What is Löfgren syndrome?
Löfgren syndrome is an acute form of sarcoidosis. Sarcoidosis is a multisystem disorder characterised histologically by granulomas (a specific type of inflammation).
Löfgren syndrome presents with a combination of symptoms and findings:
- Erythema nodosum
- Bilateral hilar lymphadenopathy (enlarged lymph nodes in the centre of the chest)
- Bilateral ankle arthritis or painful ankles
- Fever and malaise
The syndrome is named after Swedish researcher, Sven Löfgren (1910-1978), who described the symptoms in a series of 113 patients (1953).
Who gets Löfgren syndrome?
Some populations are at greater risk of developing Löfgren syndrome for genetic and environmental reasons.
- There is a strong female predominance
- It affects young to middle age patients, with a mean age of onset of 35 years
- Löfgren syndrome is more common and more severe in Scandinavia and Ireland
- There is a strong association with HLA-DRB1 allele.
What causes Löfgren syndrome?
Despite intensive investigation, the cause of Löfgren syndrome and other forms of cutaneous sarcoidosis is unknown. Sarcoidosis is recognised as a cell-mediated immune response to an unknown antigen, in which activated macrophages and CD4 T-lymphocytes release cytokines that trigger formation of granulomas.
At least some cases of cutaneous sarcoidosis may be due to an unusual host reaction to one or more infective agents, such as Mycobacterium paratuberculosis, histoplasmosis and other fungi. Acute sarcoidosis is not infectious.
What are the clinical features of Löfgren syndrome?
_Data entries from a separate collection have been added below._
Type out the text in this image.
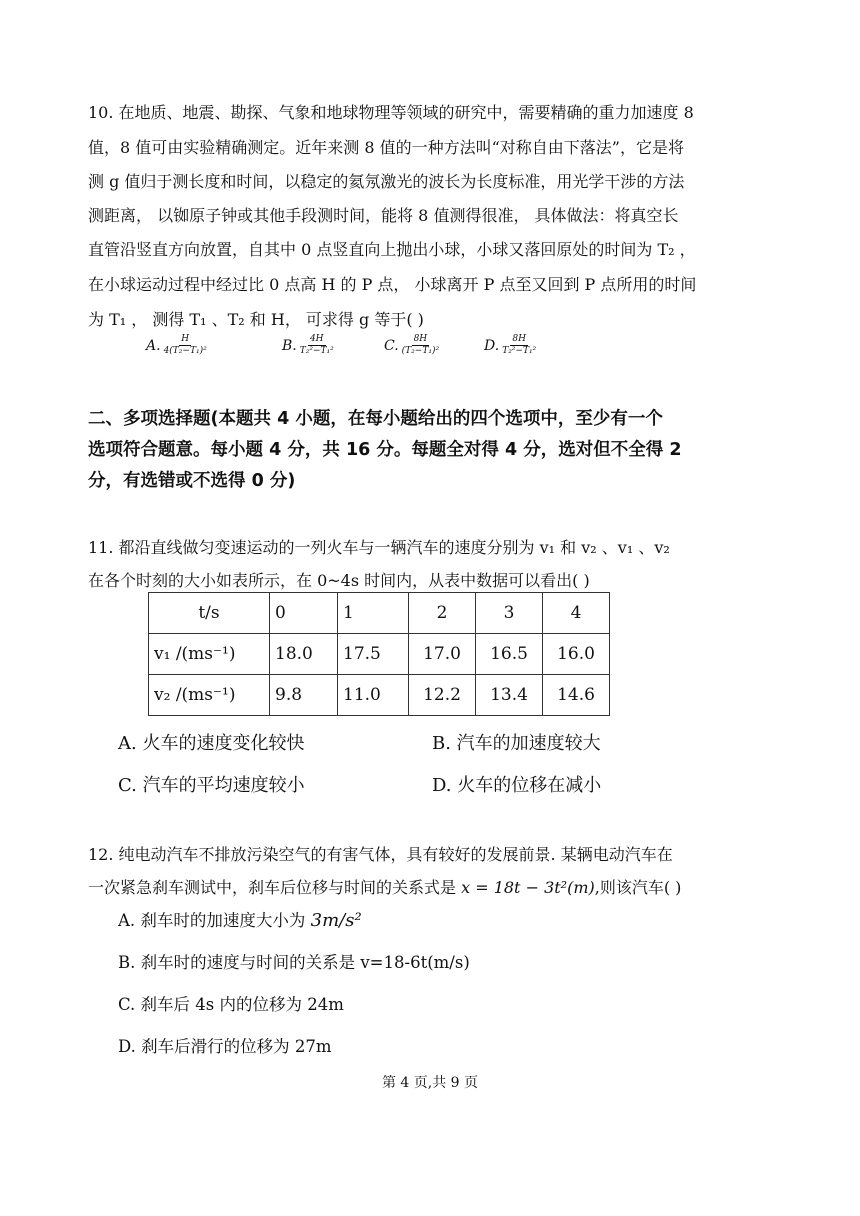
10. 在地质、地震、勘探、气象和地球物理等领域的研究中，需要精确的重力加速度 8
值，8 值可由实验精确测定。近年来测 8 值的一种方法叫“对称自由下落法”，它是将
测 g 值归于测长度和时间，以稳定的氦氖激光的波长为长度标准，用光学干涉的方法
测距离， 以铷原子钟或其他手段测时间，能将 8 值测得很准， 具体做法：将真空长
直管沿竖直方向放置，自其中 0 点竖直向上抛出小球，小球又落回原处的时间为 T₂ ，
在小球运动过程中经过比 0 点高 H 的 P 点， 小球离开 P 点至又回到 P 点所用的时间
为 T₁ ， 测得 T₁ 、T₂ 和 H， 可求得 g 等于( )
A. $\frac{H}{\text{4(T₂−T₁)²}}$	B. $\frac{4H}{\text{T₂²−T₁²}}$	C. $\frac{8H}{\text{(T₂−T₁)²}}$	D. $\frac{8H}{\text{T₂²−T₁²}}$
二、多项选择题(本题共 4 小题，在每小题给出的四个选项中，至少有一个
选项符合题意。每小题 4 分，共 16 分。每题全对得 4 分，选对但不全得 2
分，有选错或不选得 0 分)
11. 都沿直线做匀变速运动的一列火车与一辆汽车的速度分别为 v₁ 和 v₂ 、v₁ 、v₂
在各个时刻的大小如表所示，在 0~4s 时间内，从表中数据可以看出( )
t/s	0	1	2	3	4
v₁ /(ms⁻¹)	18.0	17.5	17.0	16.5	16.0
v₂ /(ms⁻¹)	9.8	11.0	12.2	13.4	14.6
A. 火车的速度变化较快	B. 汽车的加速度较大
C. 汽车的平均速度较小	D. 火车的位移在减小
12. 纯电动汽车不排放污染空气的有害气体，具有较好的发展前景. 某辆电动汽车在
一次紧急刹车测试中，刹车后位移与时间的关系式是 x = 18t − 3t²(m),则该汽车( )
A. 刹车时的加速度大小为 3m/s²
B. 刹车时的速度与时间的关系是 v=18-6t(m/s)
C. 刹车后 4s 内的位移为 24m
D. 刹车后滑行的位移为 27m
第 4 页,共 9 页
Löfgren syndrome commonly presents during the spring months.
- Erythema nodosum is predominantly noted among women.
- Tender nodules are most often located on the lower limbs but may occasionally also occur on forearms
- Bilateral ankle arthritis is more frequently seen in men.
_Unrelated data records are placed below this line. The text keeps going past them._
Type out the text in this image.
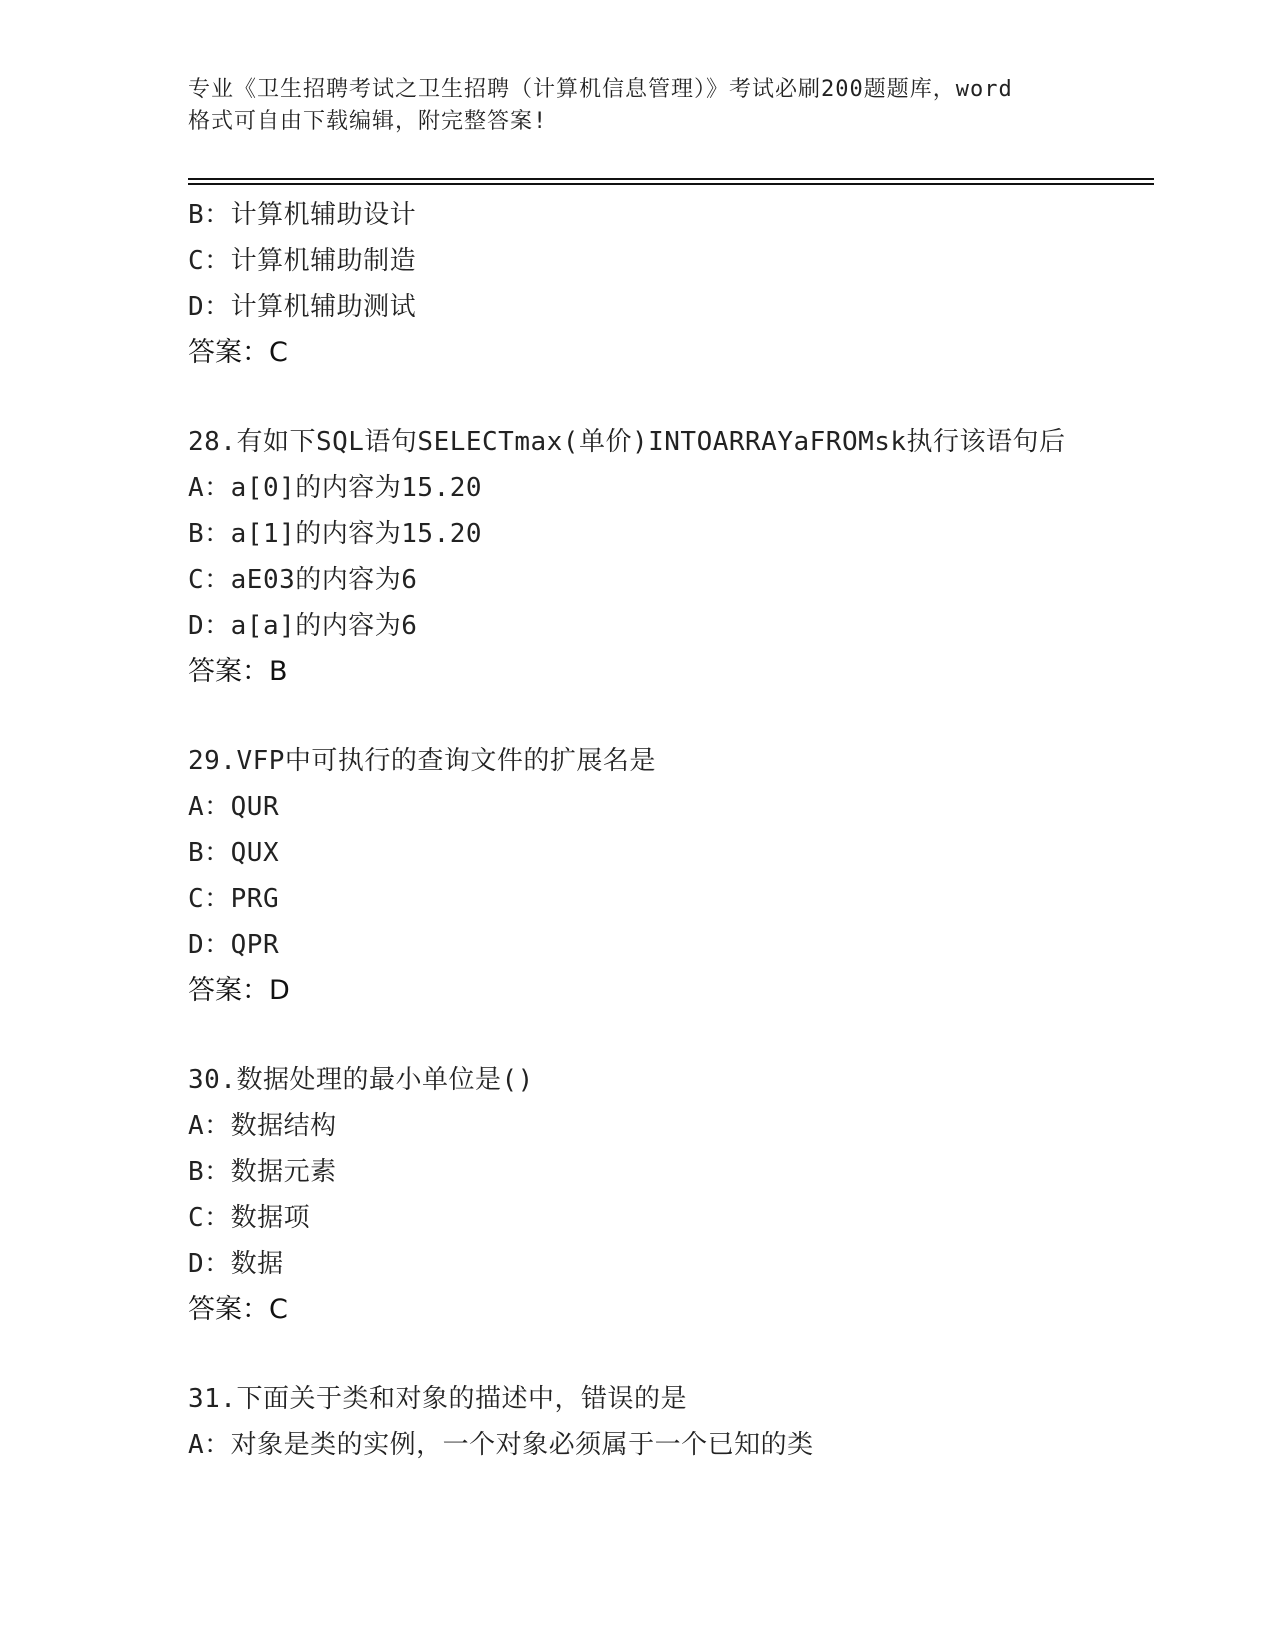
专业《卫生招聘考试之卫生招聘（计算机信息管理）》考试必刷200题题库，word
格式可自由下载编辑，附完整答案!
B：计算机辅助设计
C：计算机辅助制造
D：计算机辅助测试
答案：C
28.有如下SQL语句SELECTmax(单价)INTOARRAYaFROMsk执行该语句后
A：a[0]的内容为15.20
B：a[1]的内容为15.20
C：aE03的内容为6
D：a[a]的内容为6
答案：B
29.VFP中可执行的查询文件的扩展名是
A：QUR
B：QUX
C：PRG
D：QPR
答案：D
30.数据处理的最小单位是()
A：数据结构
B：数据元素
C：数据项
D：数据
答案：C
31.下面关于类和对象的描述中，错误的是
A：对象是类的实例，一个对象必须属于一个已知的类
- It results in pain and/or swelling
- Fever and malaise
- Respiratory symptoms: mild shortness of breath and decreased exercise tolerance
- Acute uveitis or iridocyclitis (inflammation of the eye)
How is the diagnosis of Löfgren syndrome made?
Patients with Löfgren syndrome may present to a dermatologist, respiratory physician, ophthalmologist, rheumatologist or general practitioner because of the variety of possible symptoms.
The diagnosis may be suspected due to typical clinical features. Although not always necessary for diagnosis, diagnosis of sarcoidosis is confirmed by finding non-caseating granulomas on biopsy of lymph nodes. Biopsy of erythema nodosum reveals septal panniculitis.
Chest X-ray reveals bilateral hilar lymphadenopathy ie enlarged lymph nodes in the centre of the chest.
Blood tests may find elevated levels of:
- C-reactive protein (CRP), calcium, acetyl cholinesterase (ACE), alkaline phosphatase, gamma globulin (polyclonal)
It is important to exclude tuberculosis. Tuberculin skin test and QuantiFERON® gold blood test are negative in sarcoidosis.
What is the treatment for Löfgren syndrome?
Most patients with Löfgren syndrome are treated with nonsteroidal anti-inflammatory drugs (NSAIDs), which reduce discomfort and inflammation of erythema nodosum and arthritis. Other drugs occasionally used for Löfgren syndrome include:
Compression socks can reduce swelling and discomfort of erythema nodosum.
What is the outlook for Löfgren syndrome?
The prognosis of Löfgren syndrome is good, with complete resolution with or without treatment within 6 months to 2 years.
It is usual to repeat chest X-rays from time to time until the lymphadenopathy has fully resolved.